# Any Musical Fans?



## MaggelsBagels (Apr 8, 2019)

Are any of you fans of musicals? If so which ones?

I love Les Miserables, Phantom of the Opera, Wicked, Tuck Everlasting, Bonnie and Clyde, Bandstand, Lion King, Dear Evan Hansen, Hamilton, and I'm sure many more I'm forgetting haha


----------



## bittersweetVICTORY (May 7, 2019)

Musicals? Oh boy...I think you've drawn me into a void that's hard to leave. I had no idea they made Tuck Everlasting into a musical though. It was a neat book, so I really have to wonder what the soundtrack's like.

Les Mis is always good, and so is Phantom and Wicked (Chenoweth and Mendel are _QUEENS _and I love them). Lion King's a must, and Hamilton and Dear Evan Hansen are also phenomenal. My favorite part of Lion King is the fact that one of the primary instrumental leitmotifs straight up became its own standalone song. For Nala. Best girl gets one of the best songs in the entire show. Legally Blonde is like...one of my favorite Broadway musicals right up next to SpongeBob (I enjoyed the every second of the entire soundtrack with a barebones knowledge of the show and that says something). Mean Girls is pretty good, too! Fits really well with the movie, and the stark contrast between the way the story is told is neat. Frozen had a really good musical, and I like how it expanded on the lore. I'm _finally_ going to see a production of Cats this summer and I honest to god could not be any more hyped! Andrew Lloyd Webber has too much good stuff. Heathers is fantastic, and makes a good listen. But- of all things - I mustn't forget Seussical, because dear lord- I _love_ the way that Kevin Chamberlin plays Horton. His singing is just gorgeous, too, and it makes me that much saltier when I remember that in the time he was casted on _Jessie_, he only sang like twice.

I should stop myself here before I get in too deep, lmao.


----------



## MaggelsBagels (May 8, 2019)

I couldn't agree more with all of your mentions.

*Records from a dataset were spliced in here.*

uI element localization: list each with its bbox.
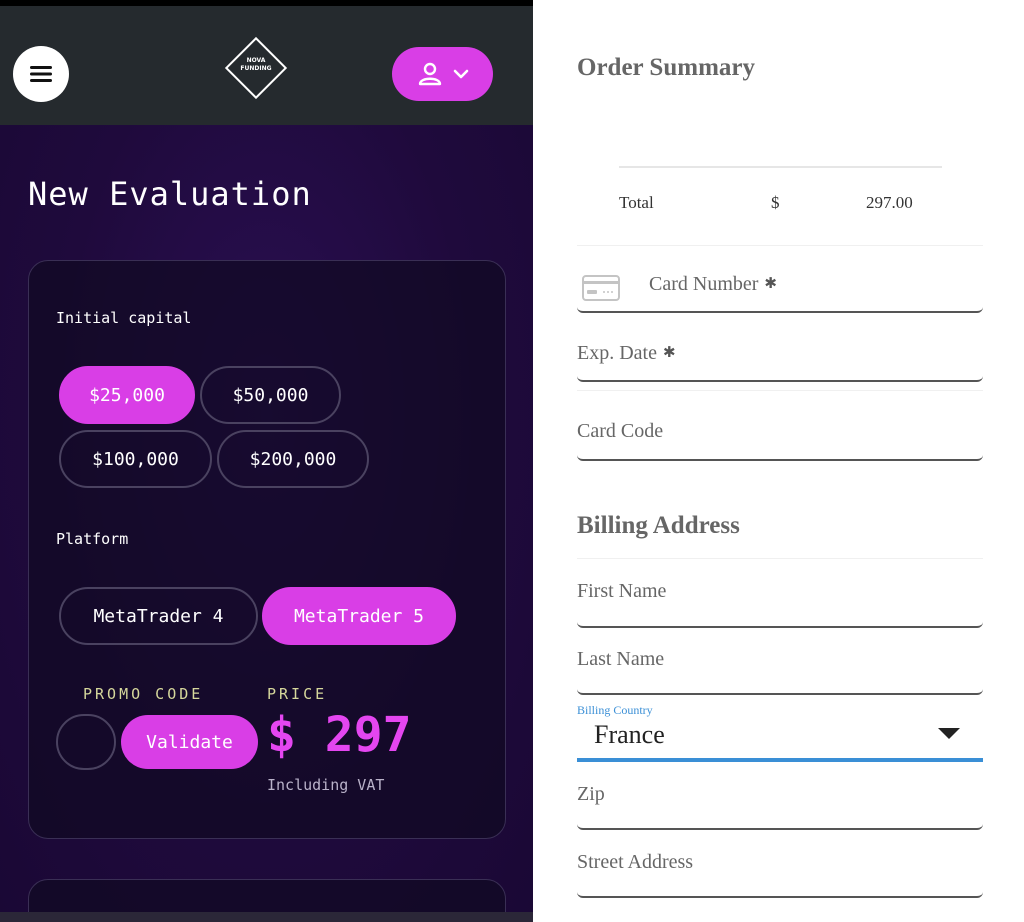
summary-divider xyxy=(619,166,942,168)
platform-option-mt4[interactable]: MetaTrader 4 xyxy=(59,587,258,645)
total-currency: $ xyxy=(771,193,780,212)
exp-date-label: Exp. Date ✱ xyxy=(577,342,676,365)
order-summary-title: Order Summary xyxy=(577,54,755,81)
page-title: New Evaluation xyxy=(28,175,312,213)
billing-country-select[interactable]: France xyxy=(577,716,983,762)
zip-label: Zip xyxy=(577,783,605,805)
card-number-text: Card Number xyxy=(649,273,759,295)
checkout-panel: Order Summary Total $ 297.00 Card Number… xyxy=(533,0,1024,922)
price-label: PRICE xyxy=(267,685,328,703)
total-amount: 297.00 xyxy=(866,193,913,212)
field-top-border xyxy=(577,390,983,391)
platform-option-mt5[interactable]: MetaTrader 5 xyxy=(262,587,456,645)
promo-code-input[interactable] xyxy=(56,714,116,770)
validate-button[interactable]: Validate xyxy=(121,715,258,769)
evaluation-panel: NOVA FUNDING New Evaluation Initial capi… xyxy=(0,0,533,922)
capital-option-50000[interactable]: $50,000 xyxy=(200,366,341,424)
capital-option-200000[interactable]: $200,000 xyxy=(217,430,369,488)
nova-funding-logo[interactable]: NOVA FUNDING xyxy=(221,33,291,103)
first-name-label: First Name xyxy=(577,580,667,602)
promo-code-label: PROMO CODE xyxy=(83,685,204,703)
chevron-down-icon xyxy=(453,69,468,79)
menu-button[interactable] xyxy=(13,46,69,102)
total-label: Total xyxy=(619,193,654,212)
logo-line-1: NOVA xyxy=(246,57,266,64)
logo-text: NOVA FUNDING xyxy=(221,57,291,73)
hamburger-icon xyxy=(30,66,52,82)
zip-field[interactable]: Zip xyxy=(577,765,983,830)
required-asterisk-icon: ✱ xyxy=(764,276,777,292)
last-name-field[interactable]: Last Name xyxy=(577,630,983,695)
first-name-field[interactable]: First Name xyxy=(577,558,983,628)
field-top-border xyxy=(577,558,983,559)
logo-line-2: FUNDING xyxy=(240,65,272,72)
billing-address-title: Billing Address xyxy=(577,512,740,539)
vat-note: Including VAT xyxy=(267,776,385,794)
capital-option-25000[interactable]: $25,000 xyxy=(59,366,195,424)
price-value: $ 297 xyxy=(267,707,412,763)
card-number-label: Card Number ✱ xyxy=(649,273,777,296)
credit-card-icon xyxy=(582,275,620,301)
app-header: NOVA FUNDING xyxy=(0,6,533,125)
card-number-field[interactable]: Card Number ✱ xyxy=(577,245,983,313)
evaluation-card: Initial capital $25,000 $50,000 $100,000… xyxy=(28,260,506,839)
street-address-field[interactable]: Street Address xyxy=(577,833,983,898)
capital-option-100000[interactable]: $100,000 xyxy=(59,430,212,488)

But I 100% reccomend checking out Tuck Everlasting. Andrew Keenan Boldger plays Jesse Tuck and does a fantastic job!


----------



## Ashwolves5 (May 8, 2019)

I’m pretty sure Cats helped with the whole becoming a furry thing for me lol


----------



## Tendo64 (May 8, 2019)

I'm not really into them now, but I used to be really into Hamilton and Dear Evan Hansen. I've never been a massive musical enthusiast like my friends are, but I did enjoy both soundtracks. I still like the musicals for what they are, but I don't participate in any fandoms or really listen to them much anymore.


----------